袰岩:「真の意味の解放」がありえるのかどうかはいったん置いて言うとすれば、自分の中に毒親の痕跡はどうしても残るんですね。ずっと一緒に暮らしてきたわけですから。

その痕跡が気にならなくなるというのが一つの目安だと思います。もちろん親のことを忘れるわけではないですし、されたことを思い出すこともあるでしょうが、それで嫌な気持ちになったりはせず、今の自分としてさらっと振り返ることができるようになれたとしたら、それは解放されたと言えるのではないでしょうか。

――そのためのプロセスとして、「毒親と物理的に距離をとる」ことが大きなポイントなのでしょうか。

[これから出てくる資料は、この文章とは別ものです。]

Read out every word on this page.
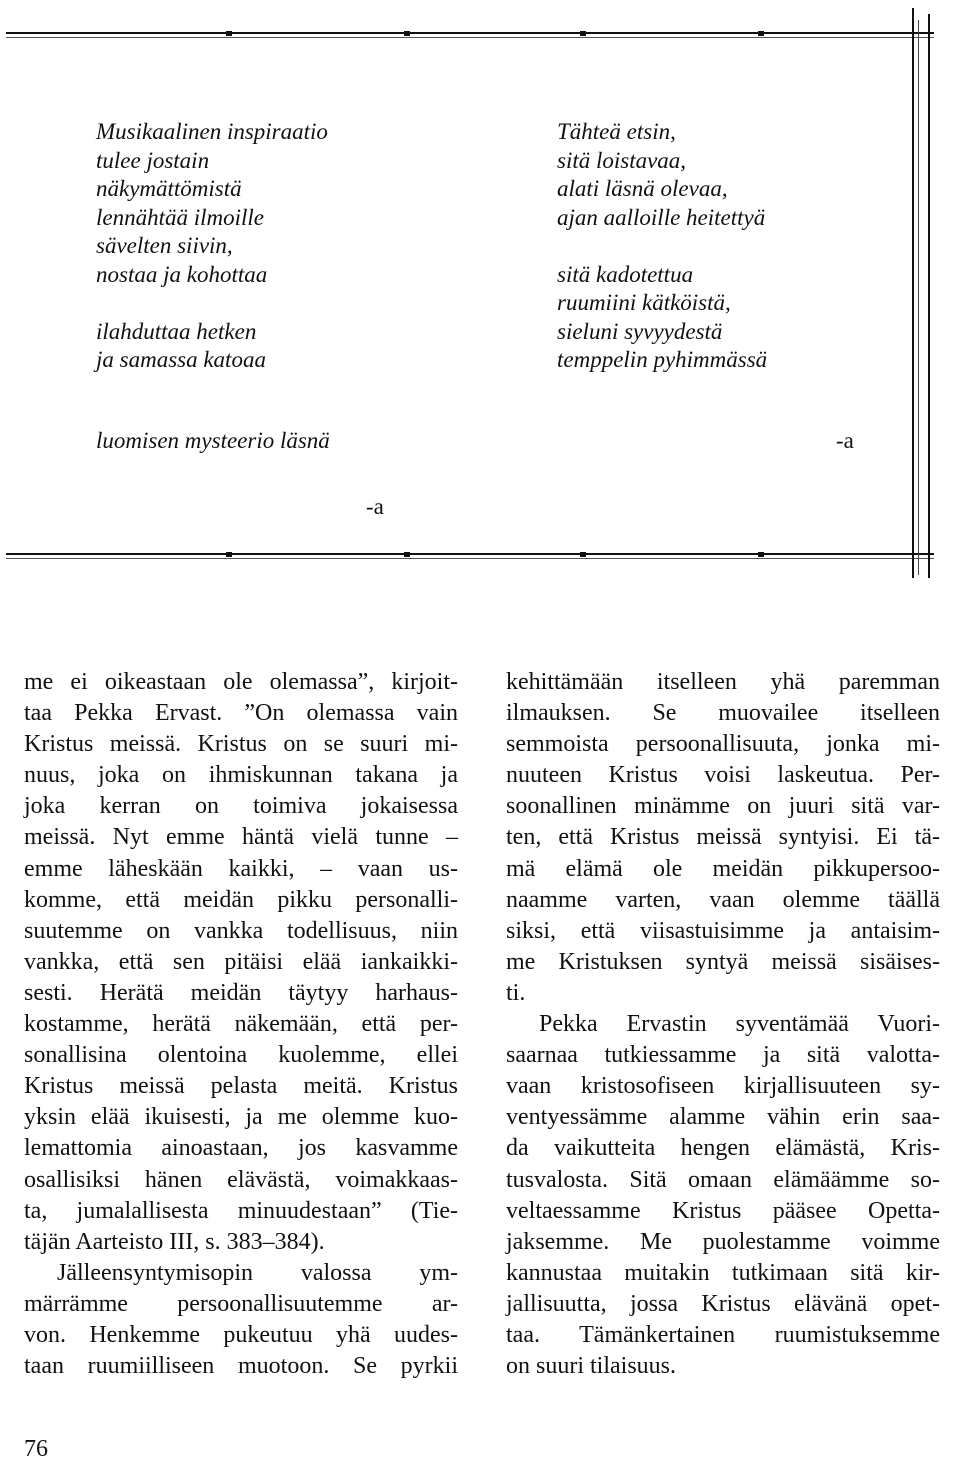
Musikaalinen inspiraatio
tulee jostain
näkymättömistä
lennähtää ilmoille
sävelten siivin,
nostaa ja kohottaa
ilahduttaa hetken
ja samassa katoaa
Tähteä etsin,
sitä loistavaa,
alati läsnä olevaa,
ajan aalloille heitettyä
sitä kadotettua
ruumiini kätköistä,
sieluni syvyydestä
temppelin pyhimmässä
luomisen mysteerio läsnä	-a
-a
me ei oikeastaan ole olemassa”, kirjoit-
taa Pekka Ervast. ”On olemassa vain
Kristus meissä. Kristus on se suuri mi-
nuus, joka on ihmiskunnan takana ja
joka kerran on toimiva jokaisessa
meissä. Nyt emme häntä vielä tunne –
emme läheskään kaikki, – vaan us-
komme, että meidän pikku personalli-
suutemme on vankka todellisuus, niin
vankka, että sen pitäisi elää iankaikki-
sesti. Herätä meidän täytyy harhaus-
kostamme, herätä näkemään, että per-
sonallisina olentoina kuolemme, ellei
Kristus meissä pelasta meitä. Kristus
yksin elää ikuisesti, ja me olemme kuo-
lemattomia ainoastaan, jos kasvamme
osallisiksi hänen elävästä, voimakkaas-
ta, jumalallisesta minuudestaan” (Tie-
täjän Aarteisto III, s. 383–384).
Jälleensyntymisopin valossa ym-
märrämme persoonallisuutemme ar-
von. Henkemme pukeutuu yhä uudes-
taan ruumiilliseen muotoon. Se pyrkii
kehittämään itselleen yhä paremman
ilmauksen. Se muovailee itselleen
semmoista persoonallisuuta, jonka mi-
nuuteen Kristus voisi laskeutua. Per-
soonallinen minämme on juuri sitä var-
ten, että Kristus meissä syntyisi. Ei tä-
mä elämä ole meidän pikkupersoo-
naamme varten, vaan olemme täällä
siksi, että viisastuisimme ja antaisim-
me Kristuksen syntyä meissä sisäises-
ti.
Pekka Ervastin syventämää Vuori-
saarnaa tutkiessamme ja sitä valotta-
vaan kristosofiseen kirjallisuuteen sy-
ventyessämme alamme vähin erin saa-
da vaikutteita hengen elämästä, Kris-
tusvalosta. Sitä omaan elämäämme so-
veltaessamme Kristus pääsee Opetta-
jaksemme. Me puolestamme voimme
kannustaa muitakin tutkimaan sitä kir-
jallisuutta, jossa Kristus elävänä opet-
taa. Tämänkertainen ruumistuksemme
on suuri tilaisuus.
76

袰岩:物理的距離もそうですが、今以上に親によるストレスを抱え込まない時間が必要になります。親の存在を自分の中から完全に消し去ることは無理ですが、嫌な体験が新しく増えないようにすることはできます。親から受けるストレスを少しでも減らすことは大事です。そのうえで、心理的な距離を取る努力をしていく必要があります。

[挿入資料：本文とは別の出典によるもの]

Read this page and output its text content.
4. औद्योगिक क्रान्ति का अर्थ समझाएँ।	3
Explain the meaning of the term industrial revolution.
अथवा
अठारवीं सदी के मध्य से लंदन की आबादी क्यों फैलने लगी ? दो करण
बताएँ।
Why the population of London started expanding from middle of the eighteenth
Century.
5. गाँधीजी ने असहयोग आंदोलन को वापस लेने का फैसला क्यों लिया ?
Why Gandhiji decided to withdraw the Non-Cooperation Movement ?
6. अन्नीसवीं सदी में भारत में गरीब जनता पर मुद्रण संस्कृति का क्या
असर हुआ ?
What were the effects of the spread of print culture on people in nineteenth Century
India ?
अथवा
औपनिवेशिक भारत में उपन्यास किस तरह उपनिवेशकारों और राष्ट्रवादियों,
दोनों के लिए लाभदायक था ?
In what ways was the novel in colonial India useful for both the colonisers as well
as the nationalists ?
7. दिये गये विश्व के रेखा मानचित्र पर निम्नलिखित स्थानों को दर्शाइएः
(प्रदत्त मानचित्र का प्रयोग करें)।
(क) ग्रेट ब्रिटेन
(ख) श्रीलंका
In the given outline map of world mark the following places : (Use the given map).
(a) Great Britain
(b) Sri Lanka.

また、物理的距離をとるといっても、親もとから離れられる人ばかりとは限りません。だからこそ、別々に暮らせないとしても意識して親と顔を合わせない時間や話さない時間を作って「毒親フリー」の状態を作ることが大切になります。

――最後に自分の子育てが正しいのか疑問に思っている親、自分が毒親なんじゃないかと恐れている親、そして逆に親に苦しめられている子どもにメッセージをお願いいたします。

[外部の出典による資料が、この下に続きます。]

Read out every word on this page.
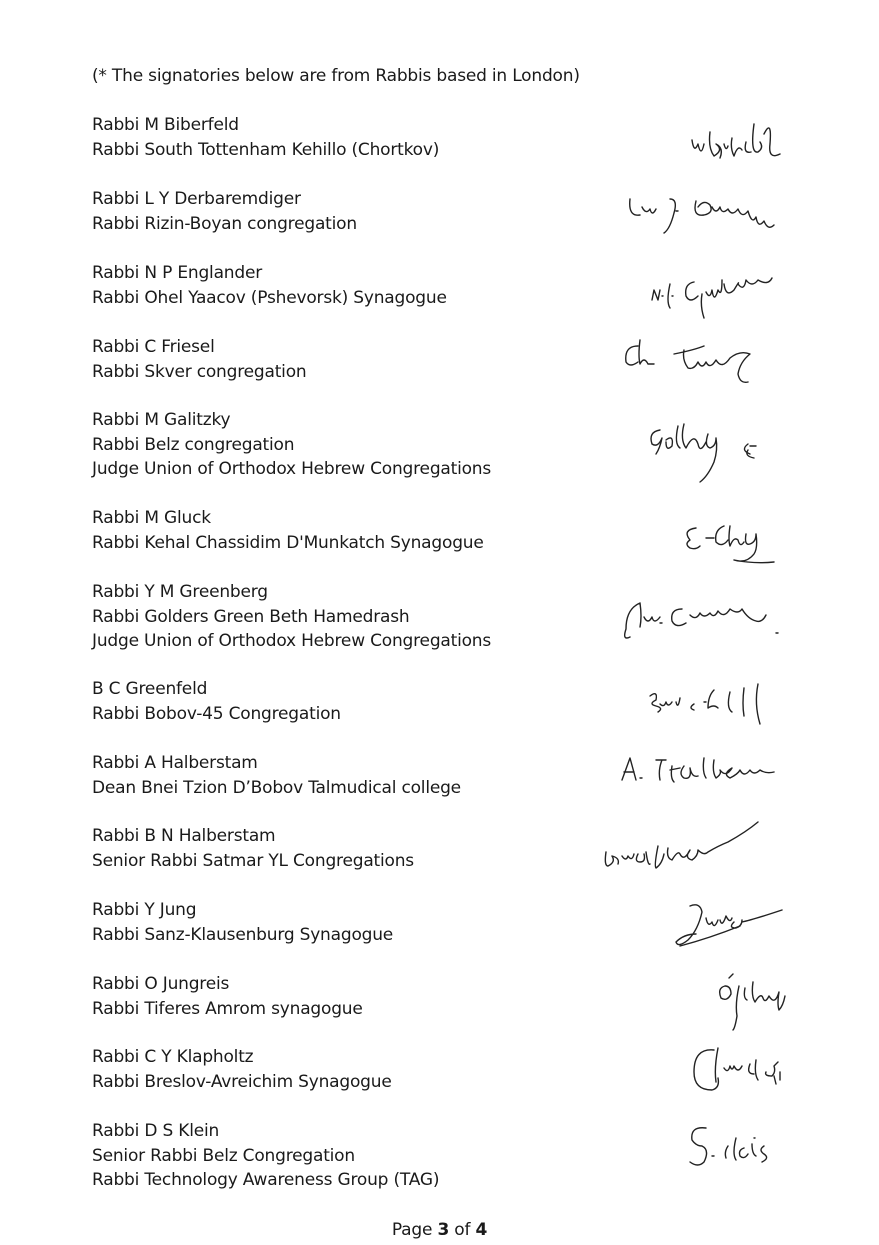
(* The signatories below are from Rabbis based in London)
Rabbi M Biberfeld
Rabbi South Tottenham Kehillo (Chortkov)
Rabbi L Y Derbaremdiger
Rabbi Rizin-Boyan congregation
Rabbi N P Englander
Rabbi Ohel Yaacov (Pshevorsk) Synagogue
Rabbi C Friesel
Rabbi Skver congregation
Rabbi M Galitzky
Rabbi Belz congregation
Judge Union of Orthodox Hebrew Congregations
Rabbi M Gluck
Rabbi Kehal Chassidim D'Munkatch Synagogue
Rabbi Y M Greenberg
Rabbi Golders Green Beth Hamedrash
Judge Union of Orthodox Hebrew Congregations
B C Greenfeld
Rabbi Bobov-45 Congregation
Rabbi A Halberstam
Dean Bnei Tzion D’Bobov Talmudical college
Rabbi B N Halberstam
Senior Rabbi Satmar YL Congregations
Rabbi Y Jung
Rabbi Sanz-Klausenburg Synagogue
Rabbi O Jungreis
Rabbi Tiferes Amrom synagogue
Rabbi C Y Klapholtz
Rabbi Breslov-Avreichim Synagogue
Rabbi D S Klein
Senior Rabbi Belz Congregation
Rabbi Technology Awareness Group (TAG)
Page 3 of 4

袰岩:親の立場の人が「自分は毒親じゃないか」と恐れるのは正しいことです。ぜひ恐れずに自分を振り返ってみてください。思い当たることがあるなら勇気を出して誰かに相談したり、自分を変える努力をしていただきたいです。

そして今、毒親に苦しめられている子どもには、「よく耐えてがんばっていますね。今の状態はあなたが悪くてそうなっているわけではないので、自分を責めないでください。ここまで耐えてこれたのだから、自分を変えて現状から抜け出すことはきっとできます」ということを伝えたいですね。